66 results about "Aluminium smelting" patented technology

The invention discloses a method for harmless disposal and recycling of aluminum ash. The method comprises steps of raw material water immersion nitrogen and chlorine removal, calcination fluorine removal, alkali fusion sintering, sintering material dissolving-out and purifying impurity removal. Aluminum ash generated in metal aluminum smelting process is employed as a raw material, after metal aluminum is recycled through secondary processing, nitrides are removed through water immersion, fluorides are removed through calcinations, alkali fusion sintering is carried out, the sintering materials are dissolved out, impurities are removed through a sodium aluminate solution, the processed aluminum ash is employed as a raw material for producing sand-shaped aluminum oxide. Ammonia gas generated in the aluminum ash harmless disposal process can be employed as an ammonium production raw material, a chlorination liquid generated can be employed as a chlorate production raw material, and silicon fluoride gas generated in the calcination process is absorbed by an aqueous solution. The method is simple and practical, environmental protection benefits are high, the production efficiency is high, the device investment is low, and energy consumption is low. Harmless and recycling disposal of hazardous wastes can be achieved. The obtained product can be applied in practical production.

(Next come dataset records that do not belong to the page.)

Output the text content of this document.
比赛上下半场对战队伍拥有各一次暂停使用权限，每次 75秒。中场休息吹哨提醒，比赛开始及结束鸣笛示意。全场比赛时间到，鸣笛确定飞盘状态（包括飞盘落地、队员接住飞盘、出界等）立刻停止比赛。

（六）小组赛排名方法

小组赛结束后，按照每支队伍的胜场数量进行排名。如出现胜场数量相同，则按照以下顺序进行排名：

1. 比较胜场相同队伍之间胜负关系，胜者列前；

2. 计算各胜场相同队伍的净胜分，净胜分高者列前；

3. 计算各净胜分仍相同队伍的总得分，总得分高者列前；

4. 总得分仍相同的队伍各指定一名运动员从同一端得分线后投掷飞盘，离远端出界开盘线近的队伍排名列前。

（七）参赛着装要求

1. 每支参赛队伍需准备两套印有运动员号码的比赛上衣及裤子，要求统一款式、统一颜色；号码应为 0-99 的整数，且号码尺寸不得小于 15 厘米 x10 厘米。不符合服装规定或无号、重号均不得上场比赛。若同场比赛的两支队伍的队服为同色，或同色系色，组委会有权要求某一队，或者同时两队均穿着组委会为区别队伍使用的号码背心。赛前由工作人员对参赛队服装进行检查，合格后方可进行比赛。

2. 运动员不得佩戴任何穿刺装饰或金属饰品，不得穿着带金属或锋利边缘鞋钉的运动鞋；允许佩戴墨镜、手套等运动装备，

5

A process for refining Al from alumina ore by vacuum carbothermic reduction method includes such steps as loading alumina ore, reducing agent and chlorinating agent in internally heated vacuum furnace, reaction at 1270-1570 deg.C under 5-400 Pa for 100-120 min to obtain AlCl, and lowering the temp to lower than 900 deg.C to obtain metallic Al with high purity (more than 95%) and AlCl3 with more than 78% in recovery rate.

The invention relates to a preparation method and a using method for a slurry type iron-based red mud arsenic removing agent. The slurry type iron-based red mud arsenic removing agent is prepared by grinding sintering process or Bayer process red mud and manually or mechanically mixing the ground sintering process or Bayer process red mud with ferrous solution at a certain concentration. When used, the slurry type iron-based red mud arsenic removing agent is sprayed by a slurry pump or manually and mixed with water by a water flow or a mechanical force, so that arsenic contaminant in water can be eliminated after standing and precipitating. The chemical contains about 5 to 10 percent of ferrous, about 40 to 50 percent of red mud and about 50 to 55 percent of water. By combining the chemical with the action of arsenic absorption and iron and arsenic coprecipitation, the precipitation performance is high, the form of absorbing arsenic is stable, and secondary contamination is prevented. In the invention, industrial waste from aluminum smelting industry and cheap ferrite are adopted, so the water treatment cost is reduced greatly; and economic and social benefit is created particularly when the agent is used for treating industrial and mining high-arsenic waste water and other industrial and mining high-arsenic waste water and remediating large-area water arsenic contamination.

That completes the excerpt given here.